Searching for The Origin of Love – An interview with the team behind Hedwig and the Angry Inch

When I heard that VR Theatrical was bringing Hedwig and the Angry Inch to Cape Town in 2016, I was ready to pack my wig and heels and make a pilgrimage to Gate 69. Luckily this Fleur Du Cap winning musical is now showing in Johannesburg where I attended the opening night which broke my heart in the very best way. The production is beautifully painful and achingly triumphant.

This is the type of show which leaves you with many burning questions and I was lucky enough to get mine answered by Elizma Badenhorst (director), Jaco Van Rensburg (producer), Paul Du Toit (Hedwig) and Genna Galloway (Yitzhak).

Why Hedwig and why now? Why do you think this is something South Africans need to see?

Elizma:  The themes that are addressed in Hedwig do not only apply to the LGBTQ community, but are universal themes that everyone can associate with, loneliness, abuse, wanting to be loved and self-acceptance.

Jaco:  In South Africa we very often see the big blockbuster musicals, but we very rarely get to see more intimate, ‘niche’, experimental work.
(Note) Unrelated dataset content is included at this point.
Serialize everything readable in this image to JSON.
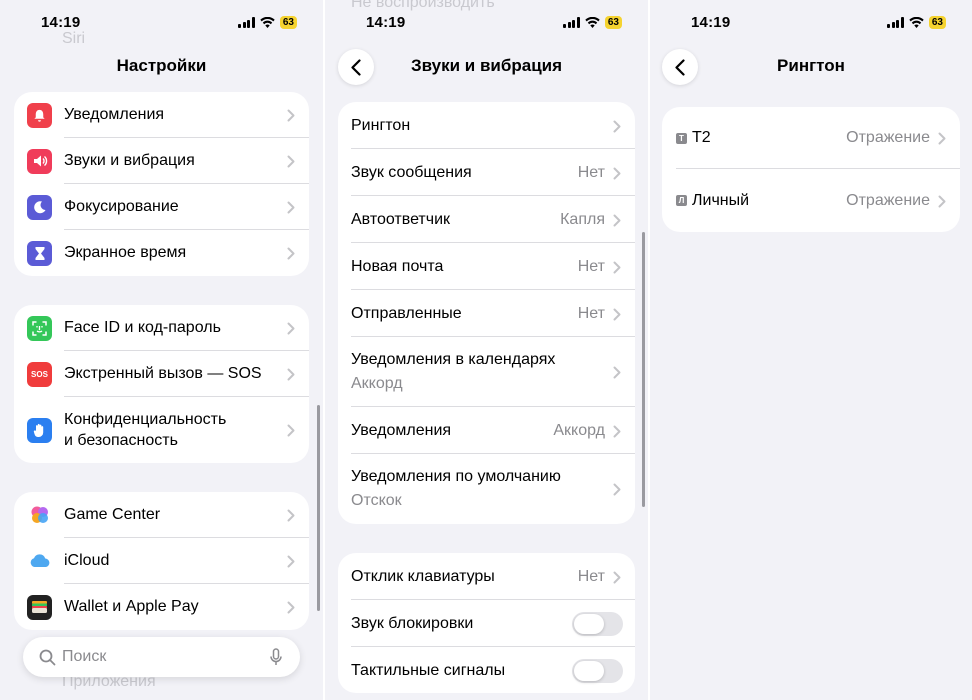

Hedwig started out as a tiny club act in Downtown Manhattan and only recently had a big Broadway debut. We are passionate about creating theatre that is inclusive and that has a strong message.

Paul:  As South Africans we pride ourselves as being multicultural and diverse with a liberal constitution etc, but recently there have been frightening challenges to the freedom of expression we fought so hard for. Art is being censored for revealing inconvenient truths, journalists are being harassed and gagged for doing their jobs too well. In Hedwig’s words “Gag order be damned!” She makes a loud challenge to anything politically correct. 

Genna:  It is vital that these stories are told in their most raw and honest form, without censorship. With the current shifts in our global climate, we need to be brave in our story telling and inclusive of each and everyone’s journey. The ultimate message is one of hope, which all South African’s could benefit from.

Has anything about performing Hedwig for a South African audience surprised you What have you encountered that you did not expect?

Paul:  Life in South Africa is seldom bland. We live in a state of extremes. We have an immense capacity for both tragedy and comedy. And I’ve experienced the audience’s responses as such. Deeply heartfelt, loudly hilarious and urgently political.

Genna:  The amount of support has been incredible. I was most surprised by how many “Wigheads” there are in South Africa and how open-minded people have been. It is a show that provokes a reaction one way or another and it is our job as storytellers to encourage conversation.

Hedwig and the Angry Inch must mean a great deal to each of you. Tell us a bit about the journey of bringing it to the stage.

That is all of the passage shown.